彼女は歯に絹着せた言い方ができない人なのだ。
「すごく」
「でも、今日はダメな日なの。わかるでしょ?」
「じゃあ仕方ないね」
「怒った?」
「とっても怒ってる」と僕は笑った。
その夜も僕らはベッドの中で何度かキスをした。舞は枕に顔をうずめて眠り、僕は舞の短い髪を梳きながら、ライトスタンドの灯りを頼りに本を読んだ。顔を上げた舞は僕に、誰の本なのかと尋ねた。僕は答えたが、彼女は知らないと言って首を横に振った。
「小説なんて大っ嫌い」
「そう?」
「読むだけ時間の無駄だと思わない? 文字をいくら目で追っても、私たちは何処にも行けないし、どんな体験も得られない。偽物なんだよ。そんなことするぐらいなら、歩いて見て触って、そうした方がよっぽど有益だし健康的に決まってる。小説を読み漁る人間なんてね、何処かに行きたいけど、何処にも行かない、陰気で無能な人間ばかりなの」
僕はちょっと考えた。
「その通りかもね」
「だから、そんなもの燃やして。早く私のことを抱きしめて」
僕はライトを消して、言われた通りに舞を抱きしめた。彼女からはいつも香水とタバコの臭いがした。僕はその臭いが結構好きだった。彼女のぶっきらぼうな性格によく似合っていた。

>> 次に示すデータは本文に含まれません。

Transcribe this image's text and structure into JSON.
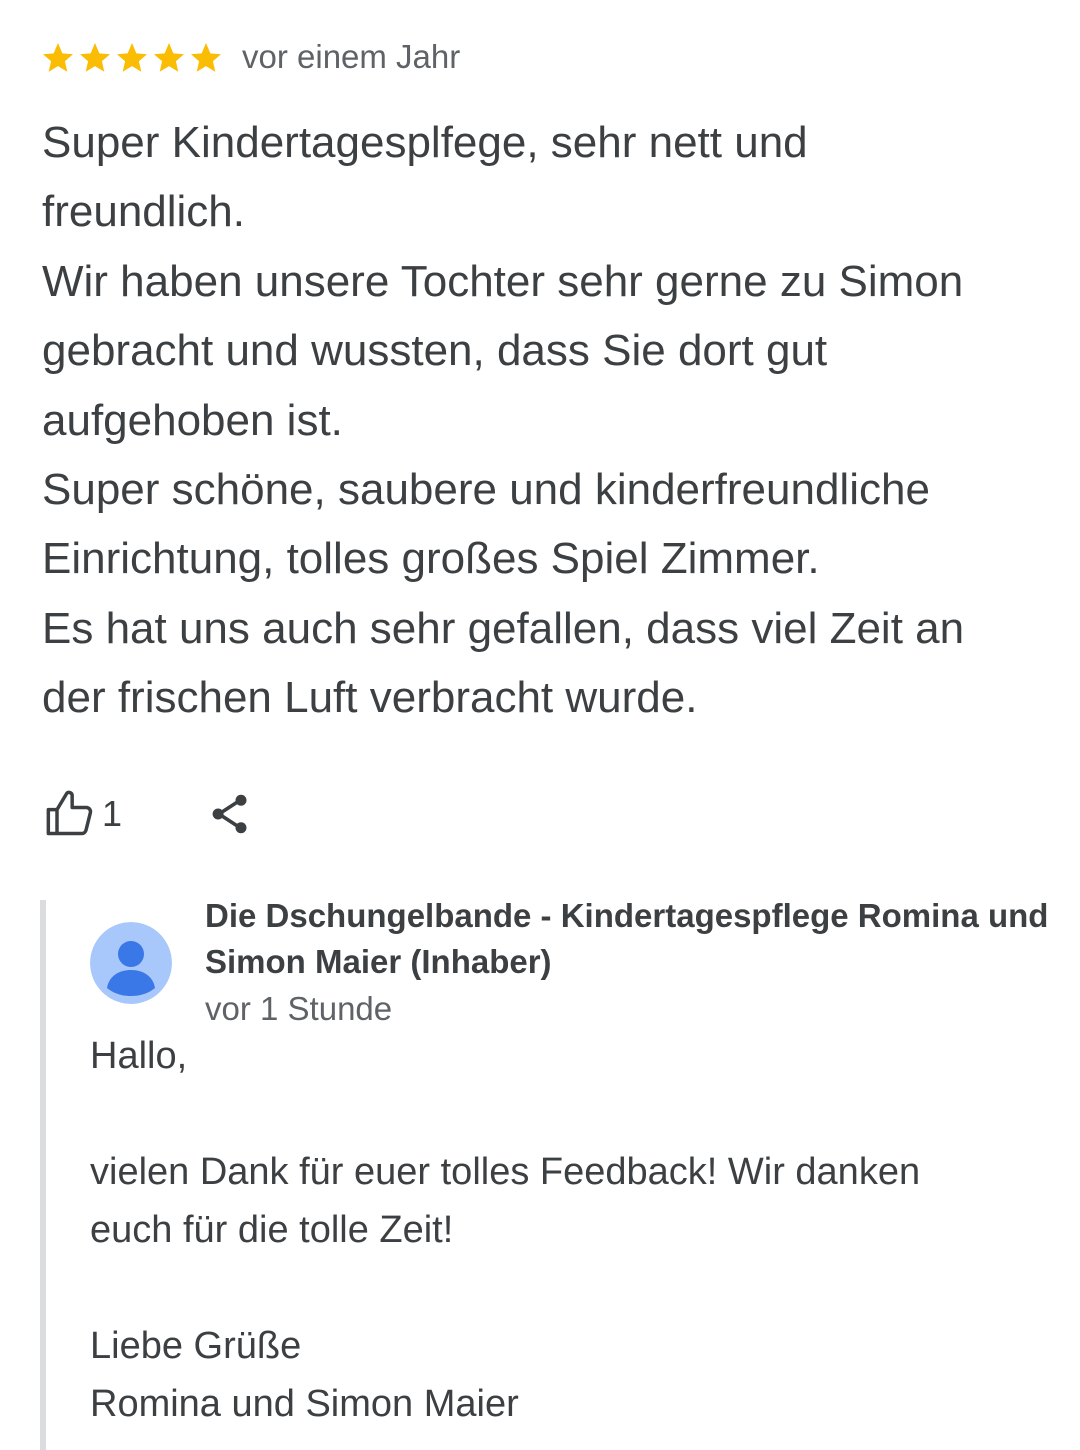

愛しているよと僕は言った。彼女は愛しているとは言ってくれない。歯に絹着せた言い方もできないのだが、率直に自分の感情を伝えるということも苦手なのだ。強く僕を抱きしめることが、彼女なりの『愛してる』という表現で、それがたまらなく愛おしくもある。
「なにを考えてるの?」と彼女は聞く。
「君のことだよ」と僕は言った。